Exhibition: The Shift
Galerie Caldwell Snyder – St Helena, Californie
May 28 – June 21

 

From the remnants of day to the first breath of night, that uncertain passage has always been both a pictorial and poetic theme. A mix of sensations and emotions: the quiet regret of light dying out, and the calm rising with the soft violet shadows sliding over the facades. Where everything was once distinct and readable, boundaries turn blurry, almost indifferent. Day shows; night suggests.

And yet the sky is still bright. The sun, having slipped behind the horizon, continues to light up the clouds. Night, meanwhile, has already taken the city. Shadows have stretched and spread, swallowing the last streaks of light.

In just a moment, the shift has happened.

Entangled all day long, shadows and light suddenly part ways, each returning to its own territory: the sky for one, the ground for the other. We say that night “falls,” but really it rises—like a slow flood rising from the earth, submerging the city.
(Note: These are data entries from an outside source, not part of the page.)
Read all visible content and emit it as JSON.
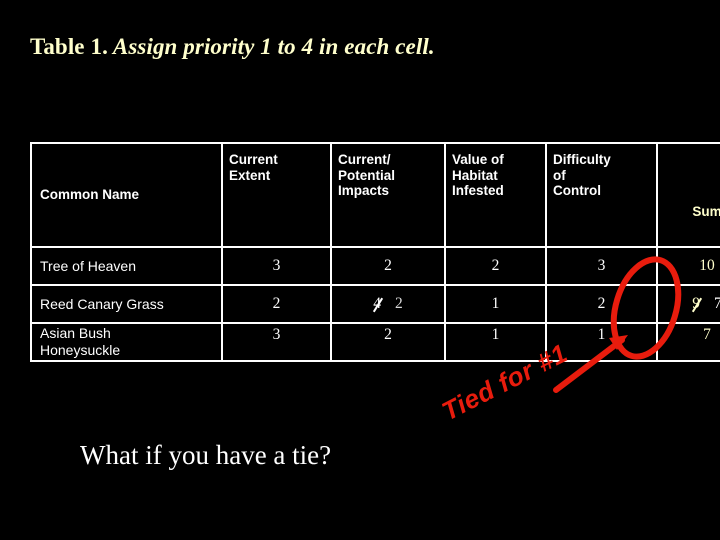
{
  "slide": {
    "background_color": "#000000",
    "title_label": "Table 1.",
    "title_rest": " Assign priority 1 to 4 in each cell.",
    "title_color": "#ffffcc",
    "bottom_question": "What if you have a tie?",
    "bottom_question_color": "#ffffff"
  },
  "table": {
    "border_color": "#ffffff",
    "headers": [
      "Common Name",
      "Current Extent",
      "Current/ Potential Impacts",
      "Value of Habitat Infested",
      "Difficulty of Control",
      "Sum"
    ],
    "header_lines": {
      "common_name": "Common Name",
      "current_extent": [
        "Current",
        "Extent"
      ],
      "current_potential_impacts": [
        "Current/",
        "Potential",
        "Impacts"
      ],
      "value_of_habitat_infested": [
        "Value of",
        "Habitat",
        "Infested"
      ],
      "difficulty_of_control": [
        "Difficulty",
        "of",
        "Control"
      ],
      "sum": "Sum"
    },
    "sum_header_color": "#ffffcc",
    "rows": [
      {
        "name": "Tree of Heaven",
        "name_line2": "",
        "current_extent": "3",
        "impacts": "2",
        "impacts_edited": "",
        "habitat_value": "2",
        "difficulty": "3",
        "sum": "10",
        "sum_edited": ""
      },
      {
        "name": "Reed Canary Grass",
        "name_line2": "",
        "current_extent": "2",
        "impacts": "4",
        "impacts_edited": "2",
        "habitat_value": "1",
        "difficulty": "2",
        "sum": "9",
        "sum_edited": "7"
      },
      {
        "name": "Asian Bush",
        "name_line2": "Honeysuckle",
        "current_extent": "3",
        "impacts": "2",
        "impacts_edited": "",
        "habitat_value": "1",
        "difficulty": "1",
        "sum": "7",
        "sum_edited": ""
      }
    ]
  },
  "annotations": {
    "tied_label": "Tied for #1",
    "annotation_color": "#e81c0d",
    "ellipse_target": "sum-column-ties",
    "arrow_points_to": "circled-sums"
  }
}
This “terrestrial dusk” gradually comes alive with a multitude of artificial lights: streetlamps, signs, headlights, shop windows, cafés, restaurants, and the lamps inside apartments glowing as evening approaches. Tiny bright dots in the dark—little stars in this inverted night. These fleeting, intense moments are the ones I wanted to capture again.

I’ve sketched San Francisco and its surroundings endlessly in my notebooks. That time spent drawing on-site is a time of immersion, when you gradually grasp the face of a city—its structure, its shape, its expression—creating as much a portrait as an urban landscape.

One of the great strengths of drawing is the slow time it demands to translate reality. A sketch begun in late afternoon often ends when night has already settled. With the level of attention drawing requires, you witness night emerging in every detail—or more accurately, in the way it swallows the details.

A drawing isn’t just a document of the space you depict; it’s also a memory vessel for the slow shifts of light over that space. The passing hours imprint themselves in your mind as much as perspective, proportions, or the hierarchy of details.

Drawing allows you to know a place, to store its memories.

(“What I have not drawn, I have not seen.” — Goethe)

These memories will be reinterpreted once I move to painting. Reinterpreted through the technique itself, which brings color and texture onto the framework laid by the drawing, but also through the format, the reframing, and again through the long time required for painting.

Often, during those days spent painting an urban scene or a landscape, there are crossroads where the canvas can tilt toward one resolution or another. It might be a hesitation between slightly different viewpoints or another light of the day. The three “Albion’s Corner” paintings and the “Nob Hill” series—day and night—come from this desire to offer a nocturnal counterpart to a sunlit street, or a subtle shift in perspective and framing. As if the viewer had moved just a little, trying to better contemplate the passage from day to night.